Une fois La Clef arrachée de haute lutte au chauffage central et ses mygales gardiennes, donc, nous pûmes ouvrir la porte, et entrer dans l’appartement sans que qui que ce soit ne nous défie en combat singulier pour avoir le droit de franchir le seuil, ce qui me déçut un peu. Nous vîmes enfin cette fameuse affaire. C’en était effectivement une, si ce n’est que l’appart était un peu cher, un peu petit, un peu sombre et, au final, un peu loin de tout. A part ces menus détails une affaire il te dit le monsieur.

Inutile de te dire qu’arrivé à ce point, tu es désespéré, très en colère contre le monde entier, que tu es bien conscient que le monsieur de l’agence est en train d’essayer de t’enculer à sec, et que la seule agence à laquelle tu veux avoir affaire c’est celle-là :

agence_tous_risques

Comme apparemment ces cons-là veulent bien sauver les jeunes filles en détresse des guerilleros et des maffieux, mais que le monde cruel de l’immobilier tokyoïte fait reculer même Barracuda, on a dû se démerder comme on a pu, c'est-à-dire sans eux mais avec une autre agence, dont la petite nénette ne payait pas de mine, mais elle a fait rendre gorge au téléphone à plus d’un propriétaire qui refusait les étrangers. C’était un peu notre pit-bull à nous, on a remercié sainte Moustache de l’avoir mise sur notre chemin.

Comme en cours de conception du projet Jasmine, une Australienne, vint se greffer chaotiquement dans le rôle de colocataire supplémentaire, il fallait revoir nos ambitions spatiales à la hausse. Pour la suite on tapa donc carrément dans les maisons.
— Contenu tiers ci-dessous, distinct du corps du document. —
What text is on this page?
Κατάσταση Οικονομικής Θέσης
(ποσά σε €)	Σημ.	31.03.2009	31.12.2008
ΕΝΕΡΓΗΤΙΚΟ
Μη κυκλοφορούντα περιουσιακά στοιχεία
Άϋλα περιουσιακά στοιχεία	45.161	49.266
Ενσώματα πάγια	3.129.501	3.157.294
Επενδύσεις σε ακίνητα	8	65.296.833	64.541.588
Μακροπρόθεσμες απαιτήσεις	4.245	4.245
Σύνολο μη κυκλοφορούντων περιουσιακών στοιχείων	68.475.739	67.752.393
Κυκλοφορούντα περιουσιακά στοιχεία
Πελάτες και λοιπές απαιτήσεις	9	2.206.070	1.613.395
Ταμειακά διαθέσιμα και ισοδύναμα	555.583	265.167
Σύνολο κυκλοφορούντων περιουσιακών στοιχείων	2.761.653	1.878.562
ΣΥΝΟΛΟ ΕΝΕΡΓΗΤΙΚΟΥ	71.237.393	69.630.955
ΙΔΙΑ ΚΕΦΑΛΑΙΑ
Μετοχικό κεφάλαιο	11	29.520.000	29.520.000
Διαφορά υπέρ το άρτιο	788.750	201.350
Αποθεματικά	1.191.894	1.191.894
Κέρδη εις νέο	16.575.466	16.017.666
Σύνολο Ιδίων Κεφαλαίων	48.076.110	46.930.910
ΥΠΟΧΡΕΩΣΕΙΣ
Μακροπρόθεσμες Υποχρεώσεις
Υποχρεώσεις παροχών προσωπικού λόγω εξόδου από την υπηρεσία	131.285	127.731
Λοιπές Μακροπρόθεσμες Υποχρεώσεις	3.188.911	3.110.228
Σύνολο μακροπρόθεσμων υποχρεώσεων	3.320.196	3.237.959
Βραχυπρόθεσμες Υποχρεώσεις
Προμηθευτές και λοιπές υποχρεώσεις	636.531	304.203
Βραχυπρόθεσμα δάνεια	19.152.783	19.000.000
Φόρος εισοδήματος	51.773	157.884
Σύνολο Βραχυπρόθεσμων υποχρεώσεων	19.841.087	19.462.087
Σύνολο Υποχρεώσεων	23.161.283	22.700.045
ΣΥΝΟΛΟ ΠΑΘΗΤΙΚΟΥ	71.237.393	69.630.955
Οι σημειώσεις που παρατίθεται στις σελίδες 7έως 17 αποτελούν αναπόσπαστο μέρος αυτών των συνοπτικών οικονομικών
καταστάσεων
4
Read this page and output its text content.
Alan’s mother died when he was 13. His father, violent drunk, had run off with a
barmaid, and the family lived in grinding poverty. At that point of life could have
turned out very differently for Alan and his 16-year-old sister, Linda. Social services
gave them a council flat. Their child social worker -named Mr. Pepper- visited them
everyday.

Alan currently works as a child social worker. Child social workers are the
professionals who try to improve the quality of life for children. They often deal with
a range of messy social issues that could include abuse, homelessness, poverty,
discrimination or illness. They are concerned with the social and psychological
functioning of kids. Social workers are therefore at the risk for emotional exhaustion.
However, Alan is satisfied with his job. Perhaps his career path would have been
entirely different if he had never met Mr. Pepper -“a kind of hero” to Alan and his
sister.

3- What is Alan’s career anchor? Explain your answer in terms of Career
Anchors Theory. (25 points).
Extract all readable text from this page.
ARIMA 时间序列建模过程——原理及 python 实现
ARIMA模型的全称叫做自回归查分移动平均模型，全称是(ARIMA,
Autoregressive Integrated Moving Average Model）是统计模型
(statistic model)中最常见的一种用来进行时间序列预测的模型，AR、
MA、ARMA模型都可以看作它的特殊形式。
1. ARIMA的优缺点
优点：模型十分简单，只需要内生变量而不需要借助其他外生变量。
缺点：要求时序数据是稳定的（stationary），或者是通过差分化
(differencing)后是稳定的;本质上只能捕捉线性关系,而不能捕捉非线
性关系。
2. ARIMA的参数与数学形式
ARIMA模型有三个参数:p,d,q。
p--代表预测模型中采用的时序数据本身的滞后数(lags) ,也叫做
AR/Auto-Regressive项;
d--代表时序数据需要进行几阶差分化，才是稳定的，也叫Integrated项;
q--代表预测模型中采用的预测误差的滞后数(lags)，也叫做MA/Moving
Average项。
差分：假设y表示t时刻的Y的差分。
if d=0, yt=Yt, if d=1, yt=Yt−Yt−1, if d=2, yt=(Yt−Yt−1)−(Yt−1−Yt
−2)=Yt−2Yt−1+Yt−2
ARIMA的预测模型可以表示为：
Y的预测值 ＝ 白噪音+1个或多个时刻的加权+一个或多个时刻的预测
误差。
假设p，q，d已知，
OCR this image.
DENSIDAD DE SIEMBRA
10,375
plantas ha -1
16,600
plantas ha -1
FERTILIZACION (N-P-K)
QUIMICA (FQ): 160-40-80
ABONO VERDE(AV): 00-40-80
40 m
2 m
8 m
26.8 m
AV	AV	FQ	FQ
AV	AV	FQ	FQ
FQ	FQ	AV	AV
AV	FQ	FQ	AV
Nous en vîmes une de bien, avec la clef planquée derrière le compteur électrique, des tatamis, trois chambres et un jardin, dans un bled qui commençait à se rapprocher du trou du cul du monde, mais a une distance raisonnable. Les 20 minutes de marche entre la station de métro et la maison dans le froid furent déchirantes, plus d’une fois Saiko dût m’empoigner pour m’empêcher de fuir en pleurnichant pour me réfugier dans les couloirs malodorants mais bien chauffes du métro de Tokyo. Arrivées à la maison, il faisait bien entendu nuit. Armées de nos téléphones portables et de nos fidèles briquets, nous visitâmes donc la maison plongée dans l’obscurité. A part le fait que les tatamis ne puaient pas le moisi, ce qui est toujours bon signe, nos observations furent relativement pauvres. Ah si : je remarquai qu’il s’agissait de la station de métro de mon sensei d’aikido, le pas gentil de la paire, pas le gros nounours, l’autre, celui qui, lorsqu’il te jette sur les tatamis, en tire des bruits de qui ne sont pas sans rappeler le claquement de la pâte à pizza en train de se faire violemment aplatir par un pizzaiolo sous stéroides. Je sais pas pourquoi mais je flippe un peu à l’idée de tomber sur lui au supermarché un dimanche matin quand j’aurai la gueule de bois et mes pantalons de pyjama qui baillent sur le cul.

 

Putain s’il faut que je mette un smoking pour aller m’acheter trois asperges et deux yaourts bio le dimanche matin, je sens que ma vie va prendre un tour stressant.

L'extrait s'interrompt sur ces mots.